Surveillance numérique des insectes

Mesurer, c’est savoir. C'est pourquoi les cultivateurs et les conseillers agricoles surveillent de près la présence d'insectes nuisibles et d'insectes utiles sur les champs. Pour ce faire, on utilise des pièges collants – un peu comme les attrape-mouches collants – qui sont régulièrement contrôlés pour détecter la présence d'insectes. Un travail très intensif. À l'avenir, nous pourrons peut-être utiliser des pièges numériques. Chaque insecte déploie ses ailes avec une fréquence propre spécifique. En mesurant la fréquence de ces coups d'ailes à l'aide de caméras sophistiquées au moment où les insectes volent dans les pièges, nous pourrions mesurer le nombre d'insectes nuisibles d'une certaine espèce et le nombre de «prédateurs». Si l'équilibre naturel n'est pas stable et qu'il y a trop d'insectes nuisibles et pas assez d'ennemis naturels, nous pouvons prendre des mesures très ciblées avant que les insectes ne s'attaquent aux cultures. C'est encore hypothétique pour l'instant, mais les premiers prototypes sont déjà à l'essai.

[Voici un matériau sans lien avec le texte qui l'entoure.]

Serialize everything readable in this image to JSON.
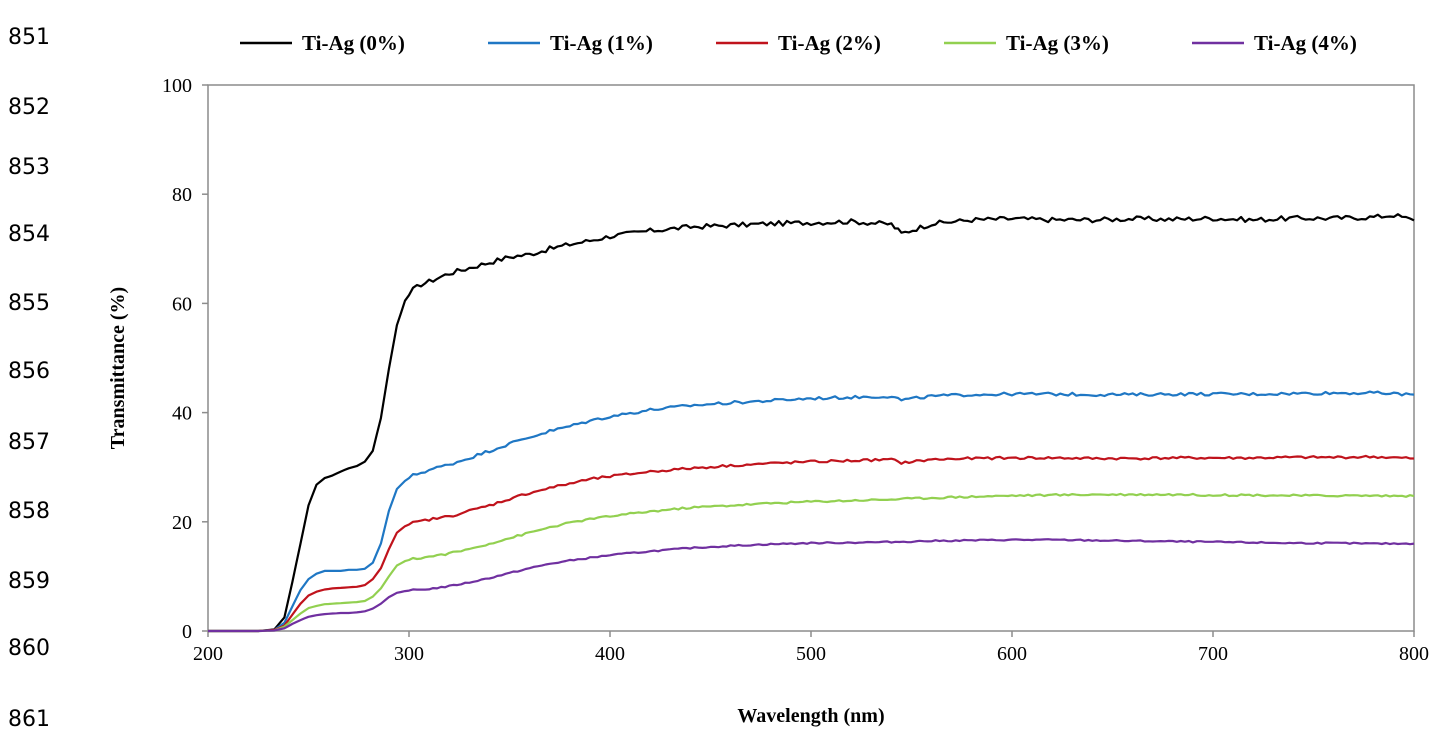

Une ferme intelligente ne pense pas en termes de ressources et de grands champs, mais en termes de mètre carré ou, à l'avenir, même en termes de plante – peu importe la superficie dont elle dispose. Les données nous permettent de faire de l'agriculture de précision et de cibler très précisément la fertilisation, l'irrigation et la protection des cultures. La bonne dose au bon endroit au bon moment. C'est là que réside le plus grand gain des fermes intelligentes à court terme.

 

Qui va payer ?

C'est bien beau tout ça, mais c'est aussi très cher ? Il est vrai que certaines de ces techniques sont encore assez coûteuses. Tout comme pour le GPS dans une voiture qui coûtait une petite fortune il y a dix ans et est maintenant généralement inclus dans le paquet de base, la standardisation et une diffusion plus large rendront ces innovations moins chères. Les agriculteurs ne passeront pas tous à des fermes intelligentes en deux ans, c'est sûr. Il y a aussi beaucoup de travail à faire pour permettre à tous ces différents systèmes de « communiquer ». Et soyons réalistes : les nouvelles techniques ne feront leur apparition que lorsque l'agriculteur y verra un profit, car la rentabilité d'une exploitation est souvent déjà limitée.
Mais pourquoi un agriculteur individuel ne penserait-il qu'à ses propres terrains ? Tout comme les entreprises de travaux agricoles fournissent des machines spécialisées, les entreprises de services peuvent offrir des innovations avancées – telles que la surveillance avec des drones – rendant le prix à l'hectare très abordable.